Ranger:  This path gives a double Health boost at 3rd level as an homage to the 1st-ed D&D Ranger that gave two Hit Dice when you gained the class. You also get to target an enemy and gain a boon to attack or track it, and you can't be surprised. Definitely has more flavor and skills than just taking Fighter, and you're still effective in combat.

Scout:  A sneakier version of the Ranger. Still can't be surprised, and is good at stealth. At higher levels you can Reveal Weakness and give everyone a boon to attack a target. Good for the Rogue that likes to go off on their own. 

Sorcerer:  Spellcasters who channel more power but can overload. They can increase the effectiveness of their spells but get Strain points, which at some point will explode around you. Not bad unless allies are nearby.  

Spellbinder:  This path allows you to have an enchanted weapon and cast spells at the same time. Its the best option for trying to make a "fighter/mage", whether your Novice class is a Warrior or a Magician or Priest.  A spellcaster with the Battle Tradition could be especially deadly, but won't have the Health of a Warrior. 

Thief:  This path lets you be extra slippery and gives Talents that cover most expected Thief abilities. Not much else to say.

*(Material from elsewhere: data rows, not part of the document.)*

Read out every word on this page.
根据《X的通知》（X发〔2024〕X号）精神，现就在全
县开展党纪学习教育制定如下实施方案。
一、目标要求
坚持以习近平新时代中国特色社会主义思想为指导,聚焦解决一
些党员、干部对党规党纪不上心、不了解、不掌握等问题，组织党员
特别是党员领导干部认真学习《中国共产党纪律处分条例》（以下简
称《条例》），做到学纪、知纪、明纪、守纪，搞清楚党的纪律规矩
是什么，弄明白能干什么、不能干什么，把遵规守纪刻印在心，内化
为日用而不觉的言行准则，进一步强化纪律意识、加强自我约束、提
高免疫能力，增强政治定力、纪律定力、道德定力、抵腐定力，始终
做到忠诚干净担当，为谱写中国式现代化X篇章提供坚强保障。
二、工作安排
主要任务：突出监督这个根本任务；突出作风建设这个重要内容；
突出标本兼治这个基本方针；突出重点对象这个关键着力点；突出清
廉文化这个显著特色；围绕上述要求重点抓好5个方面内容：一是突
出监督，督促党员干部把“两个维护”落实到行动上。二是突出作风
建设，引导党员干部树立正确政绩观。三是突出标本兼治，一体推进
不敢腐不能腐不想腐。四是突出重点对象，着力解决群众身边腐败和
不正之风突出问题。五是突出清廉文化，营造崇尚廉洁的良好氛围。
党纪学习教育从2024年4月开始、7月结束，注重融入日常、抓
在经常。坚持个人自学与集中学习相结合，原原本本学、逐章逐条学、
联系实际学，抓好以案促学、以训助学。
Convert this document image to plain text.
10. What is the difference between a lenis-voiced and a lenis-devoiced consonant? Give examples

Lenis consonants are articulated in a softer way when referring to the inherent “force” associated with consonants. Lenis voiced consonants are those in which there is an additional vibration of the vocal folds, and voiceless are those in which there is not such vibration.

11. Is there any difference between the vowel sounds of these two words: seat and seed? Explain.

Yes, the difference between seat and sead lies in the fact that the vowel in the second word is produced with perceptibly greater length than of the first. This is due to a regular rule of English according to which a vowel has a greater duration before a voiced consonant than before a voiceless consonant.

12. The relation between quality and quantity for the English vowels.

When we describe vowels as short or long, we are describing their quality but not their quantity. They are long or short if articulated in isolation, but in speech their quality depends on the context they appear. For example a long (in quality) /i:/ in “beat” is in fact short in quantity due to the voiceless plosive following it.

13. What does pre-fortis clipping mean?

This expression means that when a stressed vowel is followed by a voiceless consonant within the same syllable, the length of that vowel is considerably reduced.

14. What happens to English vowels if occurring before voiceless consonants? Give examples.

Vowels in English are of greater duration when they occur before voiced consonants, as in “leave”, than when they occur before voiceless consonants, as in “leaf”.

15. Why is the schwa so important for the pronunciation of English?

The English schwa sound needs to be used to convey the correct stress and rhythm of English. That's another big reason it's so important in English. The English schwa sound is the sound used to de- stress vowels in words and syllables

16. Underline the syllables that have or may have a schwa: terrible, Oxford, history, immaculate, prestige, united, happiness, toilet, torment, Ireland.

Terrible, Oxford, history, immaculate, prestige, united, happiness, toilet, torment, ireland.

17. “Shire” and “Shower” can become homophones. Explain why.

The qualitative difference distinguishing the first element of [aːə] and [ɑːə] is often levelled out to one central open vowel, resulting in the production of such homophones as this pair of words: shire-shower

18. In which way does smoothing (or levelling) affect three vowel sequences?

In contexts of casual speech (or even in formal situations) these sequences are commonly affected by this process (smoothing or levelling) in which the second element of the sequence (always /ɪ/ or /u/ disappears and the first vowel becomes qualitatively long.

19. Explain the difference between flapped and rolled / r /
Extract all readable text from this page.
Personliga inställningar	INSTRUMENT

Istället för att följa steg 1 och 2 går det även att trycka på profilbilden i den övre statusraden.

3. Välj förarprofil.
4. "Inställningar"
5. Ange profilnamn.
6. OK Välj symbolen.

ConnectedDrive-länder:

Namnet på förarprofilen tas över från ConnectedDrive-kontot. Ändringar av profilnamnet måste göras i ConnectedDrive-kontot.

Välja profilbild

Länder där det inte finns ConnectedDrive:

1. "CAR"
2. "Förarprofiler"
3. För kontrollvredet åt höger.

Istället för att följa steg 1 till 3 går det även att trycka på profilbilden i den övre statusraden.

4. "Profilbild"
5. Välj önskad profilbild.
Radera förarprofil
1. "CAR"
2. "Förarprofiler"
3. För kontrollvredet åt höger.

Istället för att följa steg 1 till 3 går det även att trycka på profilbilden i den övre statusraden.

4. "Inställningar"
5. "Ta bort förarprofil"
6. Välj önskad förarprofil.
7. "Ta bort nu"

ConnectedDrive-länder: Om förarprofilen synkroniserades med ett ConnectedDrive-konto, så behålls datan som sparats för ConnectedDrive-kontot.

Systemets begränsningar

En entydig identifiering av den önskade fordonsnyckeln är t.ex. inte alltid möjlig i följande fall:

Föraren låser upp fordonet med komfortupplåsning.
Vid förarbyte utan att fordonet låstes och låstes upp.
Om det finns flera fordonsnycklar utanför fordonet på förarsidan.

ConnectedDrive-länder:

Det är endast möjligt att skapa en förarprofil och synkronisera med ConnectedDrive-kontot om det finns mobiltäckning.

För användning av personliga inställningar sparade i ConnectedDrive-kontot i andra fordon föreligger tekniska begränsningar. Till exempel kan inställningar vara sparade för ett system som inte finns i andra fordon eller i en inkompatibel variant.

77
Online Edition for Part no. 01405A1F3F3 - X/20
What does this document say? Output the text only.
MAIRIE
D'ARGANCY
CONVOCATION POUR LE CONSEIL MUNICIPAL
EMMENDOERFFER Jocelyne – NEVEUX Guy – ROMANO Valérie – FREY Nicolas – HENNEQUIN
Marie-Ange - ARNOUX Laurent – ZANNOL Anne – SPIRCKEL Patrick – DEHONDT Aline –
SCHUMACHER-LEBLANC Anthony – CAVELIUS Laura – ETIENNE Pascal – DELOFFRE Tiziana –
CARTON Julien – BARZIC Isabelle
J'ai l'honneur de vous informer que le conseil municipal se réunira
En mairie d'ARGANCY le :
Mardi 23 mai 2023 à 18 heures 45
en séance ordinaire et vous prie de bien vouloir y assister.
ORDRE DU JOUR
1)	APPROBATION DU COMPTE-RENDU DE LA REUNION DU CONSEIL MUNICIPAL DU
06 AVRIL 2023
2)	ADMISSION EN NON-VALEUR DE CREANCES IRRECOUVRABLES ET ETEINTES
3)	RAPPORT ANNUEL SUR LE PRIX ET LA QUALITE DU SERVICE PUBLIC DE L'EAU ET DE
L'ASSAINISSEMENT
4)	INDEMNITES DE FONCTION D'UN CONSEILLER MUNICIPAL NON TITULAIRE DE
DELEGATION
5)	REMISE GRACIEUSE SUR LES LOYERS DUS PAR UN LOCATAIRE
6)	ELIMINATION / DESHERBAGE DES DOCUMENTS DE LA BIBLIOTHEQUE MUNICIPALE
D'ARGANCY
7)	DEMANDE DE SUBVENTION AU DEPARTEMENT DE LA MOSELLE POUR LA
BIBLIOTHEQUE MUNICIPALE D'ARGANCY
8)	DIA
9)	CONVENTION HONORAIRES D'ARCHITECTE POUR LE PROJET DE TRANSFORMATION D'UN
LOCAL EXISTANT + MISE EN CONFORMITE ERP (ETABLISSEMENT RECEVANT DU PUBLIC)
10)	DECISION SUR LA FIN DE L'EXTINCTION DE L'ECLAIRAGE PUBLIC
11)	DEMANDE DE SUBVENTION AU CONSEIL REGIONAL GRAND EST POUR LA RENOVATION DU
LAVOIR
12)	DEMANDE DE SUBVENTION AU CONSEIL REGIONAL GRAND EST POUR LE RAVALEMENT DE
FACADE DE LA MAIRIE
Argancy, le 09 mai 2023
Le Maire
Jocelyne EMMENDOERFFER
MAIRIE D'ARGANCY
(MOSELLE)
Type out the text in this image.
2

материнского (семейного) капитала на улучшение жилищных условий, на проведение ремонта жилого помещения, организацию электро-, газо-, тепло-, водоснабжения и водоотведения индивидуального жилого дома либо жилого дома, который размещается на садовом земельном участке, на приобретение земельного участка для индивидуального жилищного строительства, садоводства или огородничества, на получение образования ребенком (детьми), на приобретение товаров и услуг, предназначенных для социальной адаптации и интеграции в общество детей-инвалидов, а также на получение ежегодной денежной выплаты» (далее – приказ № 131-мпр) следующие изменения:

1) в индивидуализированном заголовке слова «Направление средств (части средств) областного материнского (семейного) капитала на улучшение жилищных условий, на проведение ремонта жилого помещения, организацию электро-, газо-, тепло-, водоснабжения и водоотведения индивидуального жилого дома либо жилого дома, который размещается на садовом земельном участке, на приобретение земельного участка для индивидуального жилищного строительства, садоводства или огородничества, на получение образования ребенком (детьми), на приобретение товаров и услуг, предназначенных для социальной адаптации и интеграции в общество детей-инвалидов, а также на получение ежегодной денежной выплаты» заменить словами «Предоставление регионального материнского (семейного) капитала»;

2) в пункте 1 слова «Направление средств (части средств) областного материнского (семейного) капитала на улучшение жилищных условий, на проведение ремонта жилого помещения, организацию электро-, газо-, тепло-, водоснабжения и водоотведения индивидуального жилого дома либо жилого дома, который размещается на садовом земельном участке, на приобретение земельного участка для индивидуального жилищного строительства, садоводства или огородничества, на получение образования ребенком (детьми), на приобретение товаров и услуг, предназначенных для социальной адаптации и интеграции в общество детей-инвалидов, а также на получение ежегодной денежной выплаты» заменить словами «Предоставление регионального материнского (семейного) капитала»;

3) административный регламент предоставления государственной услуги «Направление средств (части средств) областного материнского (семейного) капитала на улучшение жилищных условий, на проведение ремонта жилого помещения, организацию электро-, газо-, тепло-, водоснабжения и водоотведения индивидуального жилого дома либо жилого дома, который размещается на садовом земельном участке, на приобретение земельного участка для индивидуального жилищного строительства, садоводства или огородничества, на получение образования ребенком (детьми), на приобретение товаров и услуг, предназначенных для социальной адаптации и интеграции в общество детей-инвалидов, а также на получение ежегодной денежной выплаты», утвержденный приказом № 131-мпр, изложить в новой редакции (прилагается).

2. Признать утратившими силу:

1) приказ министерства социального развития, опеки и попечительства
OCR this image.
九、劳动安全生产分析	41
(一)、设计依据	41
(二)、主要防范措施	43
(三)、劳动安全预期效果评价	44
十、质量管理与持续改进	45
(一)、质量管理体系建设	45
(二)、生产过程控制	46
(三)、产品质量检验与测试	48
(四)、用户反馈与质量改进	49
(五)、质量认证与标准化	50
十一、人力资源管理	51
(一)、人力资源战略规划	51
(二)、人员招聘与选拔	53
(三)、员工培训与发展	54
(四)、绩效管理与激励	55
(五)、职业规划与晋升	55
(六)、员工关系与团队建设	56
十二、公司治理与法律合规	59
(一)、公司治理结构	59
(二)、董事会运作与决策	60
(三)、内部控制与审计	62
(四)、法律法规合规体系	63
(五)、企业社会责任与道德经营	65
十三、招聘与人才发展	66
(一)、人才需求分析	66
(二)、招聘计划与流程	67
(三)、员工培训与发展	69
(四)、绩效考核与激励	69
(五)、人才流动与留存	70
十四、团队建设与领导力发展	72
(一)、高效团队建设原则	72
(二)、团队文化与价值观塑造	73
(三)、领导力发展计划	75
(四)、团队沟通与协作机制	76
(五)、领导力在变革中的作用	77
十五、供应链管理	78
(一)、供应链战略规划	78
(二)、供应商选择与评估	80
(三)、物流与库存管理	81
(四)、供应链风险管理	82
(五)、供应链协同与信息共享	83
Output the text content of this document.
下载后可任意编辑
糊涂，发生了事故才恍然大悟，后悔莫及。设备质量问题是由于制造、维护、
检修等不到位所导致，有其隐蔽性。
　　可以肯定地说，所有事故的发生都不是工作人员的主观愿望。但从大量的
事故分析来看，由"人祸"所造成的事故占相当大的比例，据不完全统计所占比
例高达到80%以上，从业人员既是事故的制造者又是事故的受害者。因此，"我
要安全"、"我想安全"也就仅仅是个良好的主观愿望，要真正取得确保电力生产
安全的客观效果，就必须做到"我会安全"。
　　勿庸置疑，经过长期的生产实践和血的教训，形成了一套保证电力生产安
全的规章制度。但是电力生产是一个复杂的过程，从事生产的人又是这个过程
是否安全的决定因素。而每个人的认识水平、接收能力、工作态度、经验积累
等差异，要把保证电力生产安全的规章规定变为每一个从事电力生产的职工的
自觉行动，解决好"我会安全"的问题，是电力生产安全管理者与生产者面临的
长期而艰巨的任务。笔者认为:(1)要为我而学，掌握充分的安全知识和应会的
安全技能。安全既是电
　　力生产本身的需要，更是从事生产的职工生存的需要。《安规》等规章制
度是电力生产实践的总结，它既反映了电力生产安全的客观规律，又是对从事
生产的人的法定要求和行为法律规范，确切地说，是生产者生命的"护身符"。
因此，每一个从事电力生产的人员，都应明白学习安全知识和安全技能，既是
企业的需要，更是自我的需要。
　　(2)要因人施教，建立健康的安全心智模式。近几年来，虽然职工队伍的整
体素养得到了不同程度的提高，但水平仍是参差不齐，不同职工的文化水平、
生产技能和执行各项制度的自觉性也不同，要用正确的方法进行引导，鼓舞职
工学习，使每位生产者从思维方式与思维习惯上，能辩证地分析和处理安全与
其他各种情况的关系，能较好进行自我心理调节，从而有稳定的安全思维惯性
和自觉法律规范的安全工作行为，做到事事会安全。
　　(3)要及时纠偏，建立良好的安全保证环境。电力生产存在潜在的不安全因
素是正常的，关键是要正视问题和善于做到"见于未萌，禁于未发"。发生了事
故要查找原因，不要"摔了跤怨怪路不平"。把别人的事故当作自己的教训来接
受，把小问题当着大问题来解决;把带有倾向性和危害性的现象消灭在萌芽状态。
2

Warlock:  Spellcaster who can mimic others' spells. Good for Magicians who want to get sneakier or Rogues who dabble in magic. I think this one would be really fun to have in a game. Spellcasters are fairly specialized, so mimicking the spells of enemies would give a player the chance to cast more of a variety of spells.

Witch:  This is awesome. I love witches and don't understand why they're not more prominent in fantasy games. They start off with a unique spell, Witch Fire, which kind of turns the caster into a will-o-wisp temporarily. At higher levels they get a flying broom and a familiar. Witchcraft is actually a religion, so Witches could be Priests or Magicians depending on how they want to play, and of course any Novice path can go into any Expert path if they want.

Wizard:  I'll go into more detail in another post, but even Magicians don't get that many total spells. Its comparable to Sorcerers in D&D or a 1st-ed Magic-User who has a stingy DM and only has the basic number of spells. I think it will work fine in play, but they don't have as much versatility as D&D players are used to. The Wizard path tries to correct that, but I think I would tweak it a little more. They get a grimoire with three spells that they can swap for spells they know when cast. The problem is its difficult to replace the spells as you level up, and I would make that easier. 

There's lots of cool options with the path system. Its easy to build on a Novice path with an appropriate Expert path, like Warrior into Fighter, but there are some other interesting possibilities. Especially if you have a DM (like me) who is flexible with the rules.